Fuel consumption during driving accounts for the biggest environmental impact over a tyre’s lifecycle. By choosing tyres with low rolling resistance and checking tyre pressures regularly, the driver can both improve the energy efficiency and contribute to the eco-friendliness of driving. Also other factors, such as raw materials and the emissions from manufacturing, affect the carbon footprint of tyres.
“There are many concrete ways for drivers to make a positive impact on eco-friendliness in traffic. Over 80% of a tire’s carbon footprint is created during its use. A wise choice of tyres, the right tyre pressure, and a careful driving style significantly reduce emissions from driving,” says Teppo Huovila, Vice President, Quality and Sustainability at Nokian Tyres.
Carbon dioxide is the most significant greenhouse gas generated by traffic. When an internal combustion engine car is used, it emits CO2 from the exhaust pipes. Typically, about one-sixth of these emissions is the result of the energy consumed by the rolling resistance of the tyres. As for electric vehicles, rolling resistance accounts for even as much as one fourth of the emissions.

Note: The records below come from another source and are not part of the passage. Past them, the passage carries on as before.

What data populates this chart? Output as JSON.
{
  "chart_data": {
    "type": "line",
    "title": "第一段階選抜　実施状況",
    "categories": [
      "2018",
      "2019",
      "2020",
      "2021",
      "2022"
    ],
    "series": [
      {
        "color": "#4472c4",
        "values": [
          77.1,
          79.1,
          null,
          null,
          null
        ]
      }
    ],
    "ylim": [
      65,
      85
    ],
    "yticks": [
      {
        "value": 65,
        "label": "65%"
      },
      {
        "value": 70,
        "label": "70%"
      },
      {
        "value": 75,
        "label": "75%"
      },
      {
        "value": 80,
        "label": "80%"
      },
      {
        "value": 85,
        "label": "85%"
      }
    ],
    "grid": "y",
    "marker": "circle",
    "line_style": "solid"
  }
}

For example, if a combustion engine vehicle emits 120g of CO2 per kilometer, the tyres’ rolling resistance will account for 20g/km. The lower the rolling resistance of tyres, the less fuel is needed for driving. For electric vehicles, lower rolling resistance means longer driving range and smaller electricity consumption. Thus, lower rolling resistance means lower CO2 emissions and a smaller carbon footprint.
The rolling resistance of tyres may differ greatly. The difference is significant for a car owner – and not just environmentally. The EU tyre label reports fuel efficiency on a scale from A to E. For example, a class B tire consumes about 0.1 liters less fuel per 100 kilometers than a class C tire, and 0.2 liters less than a class D tyre.
The average rolling resistance of Nokian Tyres’ tyres has been reduced by 8.5%, compared to year 2013. This equals to the exhaust fumes of 65,000 cars annually.
Production carbon footprint and raw materials also contribute to tyres’ eco-friendliness
Besides rolling resistance, also factors such as raw materials and production emissions contribute to the carbon footprint of tyres.
“Compared to 2015, we have already reduced the greenhouse gas emissions per production tonne by 43% and are excited to soon begin the construction of the first zero CO2 emission factory in the tyre industry to reduce the emission even more,” says Huovila.
Tyres are made of over 100 different raw materials, and they are another important factor when evaluating the eco-friendliness of tires. Many recycled and renewable raw materials are regarded as particularly sustainable ones. Sustainability and eco-friendliness of raw materials are key factors in Nokian Tyres’ material choices.
“We aim to increase the share of either recycled or renewable raw materials in our tyres to 50% by 2030. The use of new raw materials requires a great deal of product development efforts and testing, as new raw materials can affect various tyre properties. The tyre’s safety characteristics must of course not be altered when new environmentally friendly raw materials are taken into production use,” says Huovila.
Correct tyre pressure optimizes energy consumption and helps prevent tyre damage
In addition to lightly rolling tyres, correct tire pressure is vital for energy efficiency. If the tyre pressure is too low, both fuel consumption and the risk of tyre damage increase. Thus, regular tyre pressure checks are an easy way to impact the eco-friendliness and safety of driving.
“As a rule of thumb, tyre pressure should be checked once a month. If the load is heavier than usual, the tyre pressure should be 0.2 bar higher than normally,” Huovila reminds.